Among the few details released publicly about the changes contractor CH2M Plateau Remediation will make to its strategy for tearing down the Plutonium Finishing Plant at the Energy Department’s Hanford Site was tucked into a recent report by the Defense Nuclear Facilities Safety Board, which says the company will now remove additional glove boxes before knocking the Cold War-era building down.
Completion of demolition to slab on grade — meaning all that will be left of the facility is the concrete slab on which it is built — was recently delayed a year to Sept. 30, 2017. The Washington state Department of Ecology made the announcement on July 14. Preparation for demolition started in 2009, when the last of the plutonium in the building was shipped to the Savannah River Site in South Carolina.

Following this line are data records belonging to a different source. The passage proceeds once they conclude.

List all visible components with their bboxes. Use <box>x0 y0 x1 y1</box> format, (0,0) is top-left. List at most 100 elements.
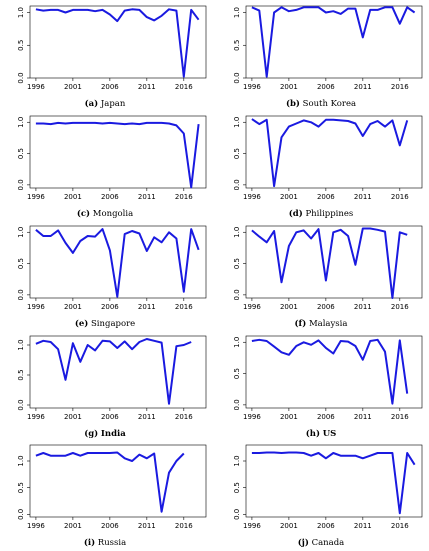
y-tick-label: 0.0 <box>17 72 25 83</box>
caption-tag: (d) <box>289 209 303 219</box>
x-tick-label: 1996 <box>243 83 261 91</box>
series-line <box>252 340 407 404</box>
x-tick-label: 2006 <box>317 303 335 311</box>
y-tick-label: 1.0 <box>17 227 25 238</box>
caption-country: Canada <box>312 538 345 548</box>
y-tick-label: 0.0 <box>17 179 25 190</box>
caption-country: US <box>323 429 337 439</box>
series-line <box>252 453 415 514</box>
x-tick-label: 2001 <box>64 522 82 530</box>
x-tick-label: 1996 <box>243 522 261 530</box>
y-tick-label: 0.0 <box>233 509 241 520</box>
chart-caption: (j) Canada <box>216 537 426 549</box>
y-tick-label: 1.0 <box>233 337 241 348</box>
x-tick-label: 2001 <box>64 413 82 421</box>
x-tick-label: 2006 <box>101 83 119 91</box>
chart-caption: (e) Singapore <box>0 318 210 330</box>
caption-country: Mongolia <box>93 209 133 219</box>
x-tick-label: 2016 <box>391 413 409 421</box>
x-tick-label: 2011 <box>354 193 372 201</box>
x-tick-label: 2001 <box>280 522 298 530</box>
series-line <box>36 453 184 512</box>
caption-tag: (j) <box>298 538 309 548</box>
x-tick-label: 1996 <box>243 303 261 311</box>
caption-tag: (h) <box>306 429 320 439</box>
x-tick-label: 2016 <box>175 303 193 311</box>
y-tick-label: 0.0 <box>233 179 241 190</box>
x-tick-label: 2001 <box>280 193 298 201</box>
caption-country: South Korea <box>303 99 356 109</box>
x-tick-label: 2016 <box>175 413 193 421</box>
caption-country: Malaysia <box>309 319 348 329</box>
y-tick-label: 0.5 <box>233 368 241 379</box>
x-tick-label: 2011 <box>138 193 156 201</box>
x-tick-label: 2016 <box>175 193 193 201</box>
caption-country: Japan <box>101 99 125 109</box>
x-tick-label: 2011 <box>138 83 156 91</box>
series-line <box>252 119 407 186</box>
x-tick-label: 2006 <box>101 413 119 421</box>
y-tick-label: 0.5 <box>233 40 241 51</box>
x-tick-label: 2006 <box>317 413 335 421</box>
x-tick-label: 2001 <box>64 193 82 201</box>
series-line <box>252 229 407 299</box>
chart-caption: (i) Russia <box>0 537 210 549</box>
x-tick-label: 1996 <box>27 522 45 530</box>
x-tick-label: 2011 <box>354 413 372 421</box>
series-line <box>36 9 199 76</box>
chart-caption: (c) Mongolia <box>0 208 210 220</box>
x-tick-label: 1996 <box>27 83 45 91</box>
x-tick-label: 2011 <box>138 303 156 311</box>
y-tick-label: 0.0 <box>233 289 241 300</box>
x-tick-label: 1996 <box>27 303 45 311</box>
x-tick-label: 2001 <box>64 83 82 91</box>
caption-tag: (b) <box>286 99 300 109</box>
caption-tag: (i) <box>84 538 95 548</box>
x-tick-label: 2011 <box>354 83 372 91</box>
x-tick-label: 2011 <box>354 303 372 311</box>
chart-caption: (f) Malaysia <box>216 318 426 330</box>
x-tick-label: 2016 <box>391 193 409 201</box>
chart-caption: (h) US <box>216 428 426 440</box>
y-tick-label: 1.0 <box>233 227 241 238</box>
y-tick-label: 0.0 <box>17 289 25 300</box>
caption-tag: (a) <box>85 99 99 109</box>
chart-caption: (d) Philippines <box>216 208 426 220</box>
x-tick-label: 2016 <box>175 83 193 91</box>
x-tick-label: 2006 <box>317 83 335 91</box>
chart-caption: (a) Japan <box>0 98 210 110</box>
y-tick-label: 0.5 <box>17 369 25 380</box>
x-tick-label: 1996 <box>243 193 261 201</box>
caption-tag: (c) <box>77 209 90 219</box>
x-tick-label: 2011 <box>138 522 156 530</box>
caption-country: Russia <box>98 538 126 548</box>
y-tick-label: 0.5 <box>233 148 241 159</box>
x-tick-label: 2001 <box>280 303 298 311</box>
x-tick-label: 2011 <box>138 413 156 421</box>
x-tick-label: 1996 <box>27 193 45 201</box>
y-tick-label: 1.0 <box>233 7 241 18</box>
y-tick-label: 0.0 <box>17 399 25 410</box>
y-tick-label: 1.0 <box>233 117 241 128</box>
x-tick-label: 2001 <box>64 303 82 311</box>
y-tick-label: 1.0 <box>233 455 241 466</box>
x-tick-label: 2006 <box>317 522 335 530</box>
x-tick-label: 2006 <box>101 303 119 311</box>
x-tick-label: 2006 <box>101 193 119 201</box>
x-tick-label: 2016 <box>391 303 409 311</box>
y-tick-label: 0.5 <box>17 148 25 159</box>
x-tick-label: 2011 <box>354 522 372 530</box>
y-tick-label: 1.0 <box>17 339 25 350</box>
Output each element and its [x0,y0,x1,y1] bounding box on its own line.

At the time the delay was announced, the state did not announce whether, or how, DOE and its contractor might alter their approach to the job. The work has proved technically challenging and at times dangerous for workers at the former plutonium production site near Richland, Wash. However, a weekly site report dated July 1 and uploaded last week to the Defense Nuclear Facilities Safety Board website offers a glimpse at the more thorough approach the contractor plans to take.
“The contractor modified their approach and will require removal of additional high hazard glove boxes from the upper levels of the Plutonium Reclamation Facility prior to demolition,” reads the report. “This action provides a more controlled approach and reduces material at risk during the demolition phase.”
In a Thursday email, a spokesperson from DOE Hanford said there are eight of these glove boxes: “three column glove boxes, four miscellaneous treatment glove boxes and one conveyor glove box.”
Previously, the spokesperson said, these glove boxes would have been removed during the demolition.
“At no time were the glove boxes simply going to be demolished with the building structure,” the spokesperson wrote. “Removal of these glove boxes during the pre-demolition phase reduces handling risks because of the more controlled approach for extraction, eliminates the need to protect these glove boxes from falling debris during demolition, and streamlines the demolition progression by eliminating planned pauses to remove glove boxes.”
The Plutonium Reclamation Facility is part of the Plutonium Finishing Plant: a building that prepared plutoium for use in U.S. nuclear weapons and that has been called the most dangerous demolition project in the entire DOE weapons complex.
CH2M Plateau Remediation Co. is responsible for tearing down PFP, under a 10-year Hanford Site Central Plateau Remediation cost-plus contract awarded in 2008 and potentially worth $5.6 billion.